Noah also began to open her eyes today (although it was a lot of effort so they were barely open for a second before they closed again). She also had a black eye beginning to show, due to the trauma she experienced at her birth, which probably didn’t help. I just remember thinking they were so big, dark and how incredibly beautiful she was!
I also remember being incredibly emotional as she looked at me for the first time, wondering if she recognised me as her mum from the six months I’d been carrying her around. But again, with everything in the NICU, I also felt so incredibly sad as the realisation hit that the first faces she’d seen were of the hospital staff, not her mummy or daddy, and that she wouldn’t see a face without a mask for another couple of months.
Today I changed Noah’s nappy for the first time
Another first though – I got to change Noah’s nappy for the first time, with lots of help from the NICU nurse when navigating the wires. When finding out I was pregnant, I’m going to be honest, one of the things that I was most apprehensive about was the nappy changes – would I cope with how disgusting babies nappies were? But in that moment I was so excited to just be able to do something as normal as change her nappy (she was kind to me and made sure it was only a wet one for my first time).

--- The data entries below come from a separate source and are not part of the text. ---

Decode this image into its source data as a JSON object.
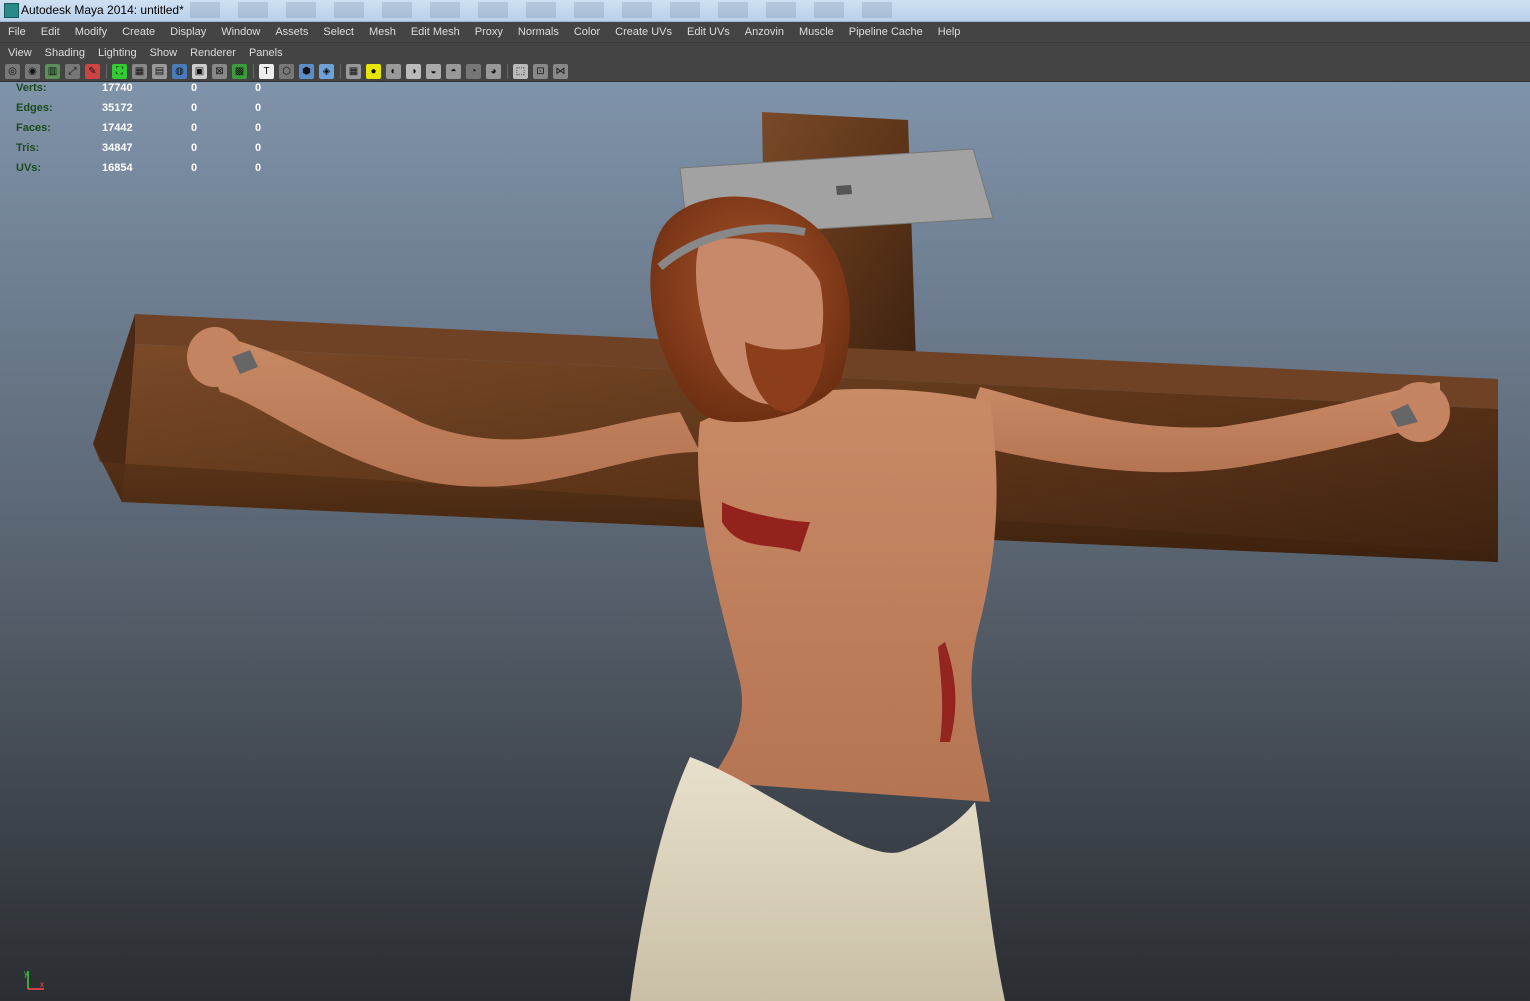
{
  "window": {
    "title": "Autodesk Maya 2014: untitled*"
  },
  "menu": [
    "File",
    "Edit",
    "Modify",
    "Create",
    "Display",
    "Window",
    "Assets",
    "Select",
    "Mesh",
    "Edit Mesh",
    "Proxy",
    "Normals",
    "Color",
    "Create UVs",
    "Edit UVs",
    "Anzovin",
    "Muscle",
    "Pipeline Cache",
    "Help"
  ],
  "panel_menu": [
    "View",
    "Shading",
    "Lighting",
    "Show",
    "Renderer",
    "Panels"
  ],
  "toolbar_icons": [
    "camera-attributes-icon",
    "bookmark-icon",
    "image-plane-icon",
    "2d-pan-zoom-icon",
    "grease-pencil-icon",
    "isolate-select-icon",
    "grid-icon",
    "film-gate-icon",
    "resolution-gate-icon",
    "gate-mask-icon",
    "field-chart-icon",
    "safe-action-icon",
    "safe-title-icon",
    "wireframe-icon",
    "smooth-shade-icon",
    "wireframe-on-shaded-icon",
    "textured-icon",
    "use-all-lights-icon",
    "shadows-icon",
    "screen-space-ao-icon",
    "motion-blur-icon",
    "anti-alias-icon",
    "depth-of-field-icon",
    "xray-icon",
    "xray-joints-icon",
    "backface-culling-icon",
    "smooth-wireframe-icon"
  ],
  "hud": {
    "rows": [
      {
        "label": "Verts:",
        "values": [
          "17740",
          "0",
          "0"
        ]
      },
      {
        "label": "Edges:",
        "values": [
          "35172",
          "0",
          "0"
        ]
      },
      {
        "label": "Faces:",
        "values": [
          "17442",
          "0",
          "0"
        ]
      },
      {
        "label": "Tris:",
        "values": [
          "34847",
          "0",
          "0"
        ]
      },
      {
        "label": "UVs:",
        "values": [
          "16854",
          "0",
          "0"
        ]
      }
    ]
  },
  "axis": {
    "x": "x",
    "y": "y"
  },
  "colors": {
    "menu_bg": "#444444",
    "hud_label": "#1c4b1c",
    "wood": "#6b3f22"
  }
}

Overall though, I remember leaving the hospital feeling really happy for the first time that day. I’d cuddled, changed and looked into my baby’s eyes for the first time, and the doctors had reassured me that they were really pleased and ‘proud’ of her progress.
That first week, the fear of losing Noah was immense and all-consuming. Our lives had been turned upside down, we had so much new medical information to digest and a complicated new routine to accept. But the positive thing was that, one week in, I was finally starting to experience some of that unconditional, motherly love that everyone was talking about. Some. We still had a long way to go.